USP/Ribeirão Preto - Exame Revalida — Prova 2019
Homem de 49 anos, diabético tipo I com mau controle glicêmico com quadro de ulcera em calcâneo direito há 3 meses. Ao exame físico vascular, apresenta hipotrofia em panturrilhas, os pés são quentes, com tempo de enchimento capilar entre 3 a 5 segundos. Os pulsos femorais e poplíteos são palpáveis e simétricos, porém os pulsos mais distais (tibial posterior e pedioso) estão ausentes. Apresenta perda de sensibilidade tipo “bota” em ambas as pernas, simétrico. A ulcera é de aproximadamente 5 cm de diâmetro com superfície necrótica e sem sinais flogísticos. O índice tornozelo- braquial (ITB) é de 1,1, bilateralmente, medida na artéria tibial posterior. Assinale a alternativa correta:
Úlcera diabética: ITB normal (1,1) + pulsos distais ausentes + perda sensibilidade = Úlcera mista neuropática e isquêmica (obstrução infra-poplítea).
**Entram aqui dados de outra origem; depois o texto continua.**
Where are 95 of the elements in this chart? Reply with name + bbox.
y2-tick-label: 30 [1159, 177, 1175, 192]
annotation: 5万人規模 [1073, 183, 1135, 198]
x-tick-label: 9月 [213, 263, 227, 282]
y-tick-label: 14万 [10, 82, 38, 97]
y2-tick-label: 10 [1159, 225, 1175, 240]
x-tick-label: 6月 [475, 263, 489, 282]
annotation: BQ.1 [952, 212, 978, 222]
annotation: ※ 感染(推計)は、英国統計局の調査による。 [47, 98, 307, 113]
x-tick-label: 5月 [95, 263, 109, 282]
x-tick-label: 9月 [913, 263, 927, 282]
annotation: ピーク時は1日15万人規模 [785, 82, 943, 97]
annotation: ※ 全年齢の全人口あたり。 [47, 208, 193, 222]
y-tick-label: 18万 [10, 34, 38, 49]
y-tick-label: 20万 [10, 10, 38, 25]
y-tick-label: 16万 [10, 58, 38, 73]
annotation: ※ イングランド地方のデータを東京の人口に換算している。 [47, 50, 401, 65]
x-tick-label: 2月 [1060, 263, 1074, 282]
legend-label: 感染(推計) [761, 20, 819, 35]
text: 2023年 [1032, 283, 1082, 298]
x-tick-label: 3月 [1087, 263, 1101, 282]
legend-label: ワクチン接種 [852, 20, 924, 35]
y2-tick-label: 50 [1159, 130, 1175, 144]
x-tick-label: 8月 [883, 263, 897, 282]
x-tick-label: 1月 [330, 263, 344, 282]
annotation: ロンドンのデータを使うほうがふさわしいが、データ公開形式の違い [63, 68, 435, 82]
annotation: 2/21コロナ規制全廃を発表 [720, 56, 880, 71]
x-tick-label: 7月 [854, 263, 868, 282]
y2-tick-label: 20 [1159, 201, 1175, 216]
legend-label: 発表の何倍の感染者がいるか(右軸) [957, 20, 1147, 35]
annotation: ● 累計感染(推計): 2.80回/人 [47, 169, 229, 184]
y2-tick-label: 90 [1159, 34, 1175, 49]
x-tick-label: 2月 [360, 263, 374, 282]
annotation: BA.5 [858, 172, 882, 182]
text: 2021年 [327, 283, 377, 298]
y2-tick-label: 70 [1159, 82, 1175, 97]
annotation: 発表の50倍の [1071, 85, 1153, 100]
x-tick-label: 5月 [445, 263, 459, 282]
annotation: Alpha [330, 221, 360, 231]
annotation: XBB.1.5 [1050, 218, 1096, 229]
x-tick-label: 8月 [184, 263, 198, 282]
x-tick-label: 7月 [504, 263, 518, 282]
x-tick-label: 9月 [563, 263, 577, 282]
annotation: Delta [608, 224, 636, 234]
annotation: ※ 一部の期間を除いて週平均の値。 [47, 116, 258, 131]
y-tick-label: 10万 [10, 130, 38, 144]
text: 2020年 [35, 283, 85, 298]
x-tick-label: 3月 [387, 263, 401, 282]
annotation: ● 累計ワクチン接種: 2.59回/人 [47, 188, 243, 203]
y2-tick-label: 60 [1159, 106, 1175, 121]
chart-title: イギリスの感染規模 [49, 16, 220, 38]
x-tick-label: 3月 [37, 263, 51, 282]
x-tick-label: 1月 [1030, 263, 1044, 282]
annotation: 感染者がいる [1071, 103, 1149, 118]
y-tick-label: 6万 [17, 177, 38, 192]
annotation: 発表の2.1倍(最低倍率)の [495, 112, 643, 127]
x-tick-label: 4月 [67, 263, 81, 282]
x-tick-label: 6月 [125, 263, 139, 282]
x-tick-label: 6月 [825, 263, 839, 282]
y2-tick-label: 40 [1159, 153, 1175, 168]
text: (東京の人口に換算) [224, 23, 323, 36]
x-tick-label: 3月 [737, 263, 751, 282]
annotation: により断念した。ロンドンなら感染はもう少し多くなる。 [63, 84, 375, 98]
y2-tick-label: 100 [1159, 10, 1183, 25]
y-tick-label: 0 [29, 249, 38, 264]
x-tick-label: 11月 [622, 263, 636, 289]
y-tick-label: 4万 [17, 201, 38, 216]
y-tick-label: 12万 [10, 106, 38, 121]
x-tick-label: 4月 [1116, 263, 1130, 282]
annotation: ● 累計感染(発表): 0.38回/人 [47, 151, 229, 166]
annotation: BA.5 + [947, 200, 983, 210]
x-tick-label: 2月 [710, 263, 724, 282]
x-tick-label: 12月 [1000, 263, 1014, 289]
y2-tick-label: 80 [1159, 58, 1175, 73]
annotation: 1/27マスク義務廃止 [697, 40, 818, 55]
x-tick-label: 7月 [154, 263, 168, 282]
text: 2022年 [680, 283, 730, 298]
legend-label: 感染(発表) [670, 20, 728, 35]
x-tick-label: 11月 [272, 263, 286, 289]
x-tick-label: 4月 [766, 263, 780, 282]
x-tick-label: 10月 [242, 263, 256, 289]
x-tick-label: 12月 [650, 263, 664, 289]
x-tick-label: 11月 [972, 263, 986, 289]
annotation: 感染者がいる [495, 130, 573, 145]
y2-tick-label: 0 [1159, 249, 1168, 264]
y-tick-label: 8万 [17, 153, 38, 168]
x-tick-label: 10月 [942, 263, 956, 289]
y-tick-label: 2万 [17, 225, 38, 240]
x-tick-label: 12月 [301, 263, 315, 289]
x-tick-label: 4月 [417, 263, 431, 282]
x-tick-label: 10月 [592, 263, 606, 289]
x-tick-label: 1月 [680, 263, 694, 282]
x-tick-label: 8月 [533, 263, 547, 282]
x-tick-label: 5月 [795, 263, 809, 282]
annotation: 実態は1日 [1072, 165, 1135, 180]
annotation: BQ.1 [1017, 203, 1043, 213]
Em pacientes diabéticos, um ITB normal (1,0-1,3) não exclui doença arterial periférica, especialmente em casos de calcificação da média (Mönckeberg), comum em diabéticos. A ausência de pulsos distais e a perda de sensibilidade sugerem componente isquêmico e neuropático, respectivamente.
As úlceras no pé diabético representam uma complicação grave e comum do diabetes mellitus, sendo uma das principais causas de amputações não traumáticas. A compreensão de sua fisiopatologia e o diagnóstico correto são cruciais para um manejo eficaz e para evitar desfechos desfavoráveis, sendo um tema de grande relevância clínica e em provas de residência. A maioria das úlceras diabéticas tem um componente misto, envolvendo tanto a neuropatia diabética quanto a doença arterial periférica (DAP). A neuropatia sensitiva leva à perda da sensibilidade protetora, predispondo a traumas repetidos e indolores. A neuropatia motora causa deformidades e pontos de pressão. A neuropatia autonômica contribui para a pele seca e fissurada. A DAP, por sua vez, compromete a circulação, dificultando a cicatrização. Em diabéticos, a DAP frequentemente afeta os vasos infra-poplíteos e pode cursar com calcificação da média das artérias, o que pode levar a um Índice Tornozelo-Braquial (ITB) falsamente normal ou elevado, mesmo na presença de isquemia significativa. Portanto, a avaliação clínica completa, incluindo palpação de pulsos e tempo de enchimento capilar, é indispensável, mesmo com ITB aparentemente normal.
Em diabéticos, um ITB normal (1,0-1,3) não exclui doença arterial periférica devido à calcificação da média das artérias (arteriosclerose de Mönckeberg), que as torna incompressíveis e pode falsear o ITB. Valores < 0,9 indicam isquemia, mas a avaliação clínica é crucial.
Sinais de componente neuropático incluem perda de sensibilidade protetora (tipo "bota" ou "em luva"), deformidades ósseas, pele seca e fissurada, e pulsos periféricos geralmente palpáveis (se não houver isquemia associada). A úlcera costuma ser indolor.
Achados que sugerem isquemia incluem pulsos distais ausentes ou diminuídos, tempo de enchimento capilar prolongado (>3 segundos), pele fria, hipotrofia de panturrilhas, e dor em repouso. Em diabéticos, a doença arterial periférica frequentemente afeta vasos infra-poplíteos.